It’s becoming routine. Almost every crop report the USDA releases is a major shock to the industry with numbers almost always outside of the total estimate by the trade. In August, the USDA threw another curveball.

Some of the key points:

• They raised ending supplies of corn for this year from 880 million to 940 million bushels. On the bullish side, however, they lowered the carryover supply of corn for 2011-12 to 714 million bushels.

• In soybeans, they reduced this year’s acreage by 200,000 acres planted and 500,000 acres harvested. They also knocked the soybean yield by 2 bushels per acre, pegging it at 41.4 bushels per acre.

• Cotton yield forecast was increased from 800 to 822 pounds per acre and ending stocks were increased to 3.3 million bales.

The bottom line: Corn supplies are going to be tight for another year. Soybean supplies are tight in the United States but are increasing worldwide. Cotton supplies are increasing everywhere.

Impact on prices

Corn and soybeans are both in supply-driven bull markets. Supply-driven bull markets almost always peak just before, during or right after harvest. This one will be no different. A bullish report in August could well result in a blow off top before Midwestern farmers even get into full swing of harvest.

The other side of the coin is the reports clearly indicate that demand is being reduced at these high price levels. The world will not have a shortage of $14 soybeans or of $7.50 corn. For both of these commodities, the market may well be offering producers the highest prices of the next two years right now.

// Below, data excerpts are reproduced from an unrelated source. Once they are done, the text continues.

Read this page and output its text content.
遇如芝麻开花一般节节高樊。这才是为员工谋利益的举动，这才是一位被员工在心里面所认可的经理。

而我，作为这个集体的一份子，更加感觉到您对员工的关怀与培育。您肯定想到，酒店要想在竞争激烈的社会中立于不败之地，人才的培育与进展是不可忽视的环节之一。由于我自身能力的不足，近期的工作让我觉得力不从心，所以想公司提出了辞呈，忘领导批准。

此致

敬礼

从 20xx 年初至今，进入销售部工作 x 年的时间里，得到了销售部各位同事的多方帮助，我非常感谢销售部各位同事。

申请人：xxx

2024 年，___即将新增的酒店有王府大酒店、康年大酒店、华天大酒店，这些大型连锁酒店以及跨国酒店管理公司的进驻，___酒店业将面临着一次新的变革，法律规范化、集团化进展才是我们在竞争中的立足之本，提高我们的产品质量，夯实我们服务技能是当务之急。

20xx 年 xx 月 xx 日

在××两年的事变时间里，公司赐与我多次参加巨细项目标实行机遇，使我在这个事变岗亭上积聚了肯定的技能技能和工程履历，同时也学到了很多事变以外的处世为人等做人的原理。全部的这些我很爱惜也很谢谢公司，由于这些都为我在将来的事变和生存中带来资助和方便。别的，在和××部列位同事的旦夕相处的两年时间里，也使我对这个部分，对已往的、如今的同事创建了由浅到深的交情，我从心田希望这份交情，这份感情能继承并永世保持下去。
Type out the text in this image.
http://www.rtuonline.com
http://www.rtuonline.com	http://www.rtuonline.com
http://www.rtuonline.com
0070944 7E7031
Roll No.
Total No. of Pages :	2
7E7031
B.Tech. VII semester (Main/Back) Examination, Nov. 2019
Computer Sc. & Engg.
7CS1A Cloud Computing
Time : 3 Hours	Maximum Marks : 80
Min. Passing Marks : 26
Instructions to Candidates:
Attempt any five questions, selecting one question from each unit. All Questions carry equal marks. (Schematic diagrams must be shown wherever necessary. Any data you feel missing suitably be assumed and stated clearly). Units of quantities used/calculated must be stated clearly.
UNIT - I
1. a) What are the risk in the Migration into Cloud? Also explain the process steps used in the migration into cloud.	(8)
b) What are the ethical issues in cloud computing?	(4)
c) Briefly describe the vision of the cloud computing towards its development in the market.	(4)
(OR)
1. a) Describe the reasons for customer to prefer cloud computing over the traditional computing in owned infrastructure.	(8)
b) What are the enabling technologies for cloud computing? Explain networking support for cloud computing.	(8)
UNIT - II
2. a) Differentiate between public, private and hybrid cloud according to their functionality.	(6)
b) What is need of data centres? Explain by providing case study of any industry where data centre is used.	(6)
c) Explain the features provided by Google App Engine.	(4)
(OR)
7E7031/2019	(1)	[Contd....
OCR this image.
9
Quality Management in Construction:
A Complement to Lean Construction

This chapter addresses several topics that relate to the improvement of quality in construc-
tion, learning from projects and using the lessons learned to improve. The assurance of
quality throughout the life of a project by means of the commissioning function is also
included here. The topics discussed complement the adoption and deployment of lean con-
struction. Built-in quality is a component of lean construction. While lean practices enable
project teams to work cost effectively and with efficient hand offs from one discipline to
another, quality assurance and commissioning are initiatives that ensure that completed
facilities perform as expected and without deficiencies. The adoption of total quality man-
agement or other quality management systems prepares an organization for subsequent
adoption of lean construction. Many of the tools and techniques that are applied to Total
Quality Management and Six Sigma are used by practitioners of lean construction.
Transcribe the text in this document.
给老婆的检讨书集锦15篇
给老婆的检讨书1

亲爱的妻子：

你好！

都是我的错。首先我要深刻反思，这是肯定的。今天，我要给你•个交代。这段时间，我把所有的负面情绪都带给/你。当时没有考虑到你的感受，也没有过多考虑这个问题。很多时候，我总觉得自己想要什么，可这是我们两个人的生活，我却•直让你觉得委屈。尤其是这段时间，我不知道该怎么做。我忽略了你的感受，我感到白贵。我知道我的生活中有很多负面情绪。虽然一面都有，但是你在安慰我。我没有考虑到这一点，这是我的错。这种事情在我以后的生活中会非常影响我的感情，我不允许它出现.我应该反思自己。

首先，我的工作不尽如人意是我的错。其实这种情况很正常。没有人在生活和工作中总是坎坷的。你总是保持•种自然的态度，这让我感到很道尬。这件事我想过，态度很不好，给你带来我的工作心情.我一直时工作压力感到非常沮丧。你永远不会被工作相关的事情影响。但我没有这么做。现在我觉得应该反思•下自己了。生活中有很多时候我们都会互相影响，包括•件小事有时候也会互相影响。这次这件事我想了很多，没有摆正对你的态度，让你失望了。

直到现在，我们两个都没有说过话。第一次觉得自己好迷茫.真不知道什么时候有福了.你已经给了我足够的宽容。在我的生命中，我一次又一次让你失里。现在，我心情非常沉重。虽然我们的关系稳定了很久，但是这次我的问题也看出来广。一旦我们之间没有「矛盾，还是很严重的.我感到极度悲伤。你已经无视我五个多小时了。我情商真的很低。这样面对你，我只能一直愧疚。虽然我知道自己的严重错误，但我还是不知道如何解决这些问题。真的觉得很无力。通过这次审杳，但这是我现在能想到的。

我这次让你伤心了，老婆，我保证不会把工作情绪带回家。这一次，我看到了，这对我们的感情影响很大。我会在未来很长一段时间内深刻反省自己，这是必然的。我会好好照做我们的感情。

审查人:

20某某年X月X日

In cotton, all bull markets turn into bear markets and this one has already started. At over $1 per pound, consumers are switching from cotton to polyesters. Demand has been dramatically curtailed at these high price levels.

The good news — prices are still very profitable. At over 90 cents per pound for 2012 cotton, significant profits can still be locked in. Rallies in this market should be taken advantage of as a selling opportunity.

World is a volatile place

During the first two weeks of August, almost every market experienced more volatility and price swings than ever in history. The Dow Jones took a dive for more than 10 percent of value and crude oil dropped by over 14 percent. This was matched by similar volatilities in the livestock, grains and cotton.

In a world full of chaotic markets and with many European countries in worse financial shape than the U.S., the rapid flow of money from one asset class to another and even from one country to another will result in continued extreme volatility of all markets.

Keep your seat belts fastened in the months ahead.